Today -100: December 18, 1914: Of protectorates, imperial swearing, cows, and lions


Britain declares Egypt a protectorate, ending the very nominal suzerainty of the Ottoman Empire.

Votes for Women (London) complains that the number of places from which women are excluded under wartime regulations is growing daily, including public houses during certain hours, the streets of Cardiff (but only for “certain women”), and St.
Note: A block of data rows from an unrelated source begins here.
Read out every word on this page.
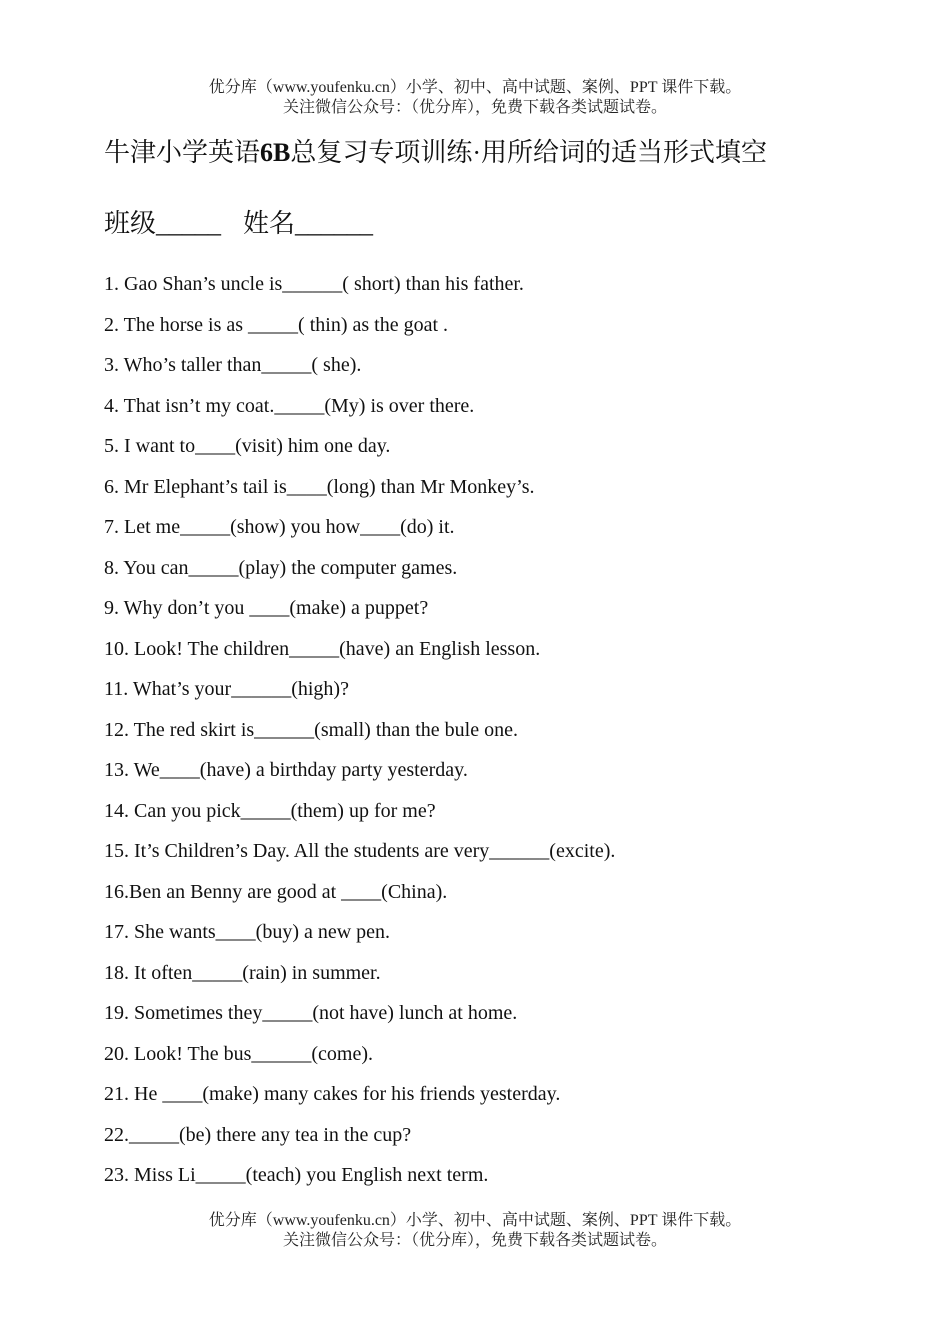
优分库（www.youfenku.cn）小学、初中、高中试题、案例、PPT 课件下载。
关注微信公众号：（优分库），免费下载各类试题试卷。
牛津小学英语6B总复习专项训练·用所给词的适当形式填空
班级_____ 姓名______
1. Gao Shan’s uncle is______( short) than his father.
2. The horse is as _____( thin) as the goat .
3. Who’s taller than_____( she).
4. That isn’t my coat._____(My) is over there.
5. I want to____(visit) him one day.
6. Mr Elephant’s tail is____(long) than Mr Monkey’s.
7. Let me_____(show) you how____(do) it.
8. You can_____(play) the computer games.
9. Why don’t you ____(make) a puppet?
10. Look! The children_____(have) an English lesson.
11. What’s your______(high)?
12. The red skirt is______(small) than the bule one.
13. We____(have) a birthday party yesterday.
14. Can you pick_____(them) up for me?
15. It’s Children’s Day. All the students are very______(excite).
16.Ben an Benny are good at ____(China).
17. She wants____(buy) a new pen.
18. It often_____(rain) in summer.
19. Sometimes they_____(not have) lunch at home.
20. Look! The bus______(come).
21. He ____(make) many cakes for his friends yesterday.
22._____(be) there any tea in the cup?
23. Miss Li_____(teach) you English next term.
优分库（www.youfenku.cn）小学、初中、高中试题、案例、PPT 课件下载。
关注微信公众号：（优分库），免费下载各类试题试卷。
Paul’s Cathedral after 9 p.m.

Germany and France are exchanging interned civilians.

After being told of the losses in Serbia, Austrian Emperor Franz Josef is said to have “swore like a trooper.”

In a lawsuit case of breach of promise of marriage in which the man broke off his engagement when the woman, after consulting a physician and a fortune-teller, told him that she probably wouldn’t have children, NY Supreme Court Justice Benton told the jury that eugenics demands they rule against her, because “Civilization itself demands not only that children be born, but that they may be born to a proper heritage mentally and physically.”  The jury agreed.

Herbert Hoover asks for donations of canned milk to Belgium, all of the country’s cows having been seized by the Germans.

The British military censors plan to close their office for a day and a half for Christmas, so there will be no war news whatsoever.

The official British report on yesterday’s German bombardment of coastal towns says that 108 people were killed.  Hartlepool’s gas works were destroyed.

Headline of the Day -100:  “Five Lions Loose in Theatre Throng.”  They escape after performing their “man-eating lion” act at the Eighty-Sixth Street Theatre, while the quartet was playing, because of course you follow lions with a quartet (barbershop quartet, I think).  One, named Alice, Alice the lion, was cornered by police on the fourth floor of a tenement and shot dead.  The others never left the theater – it’s cold outside in New York in December – and were herded back into their cage.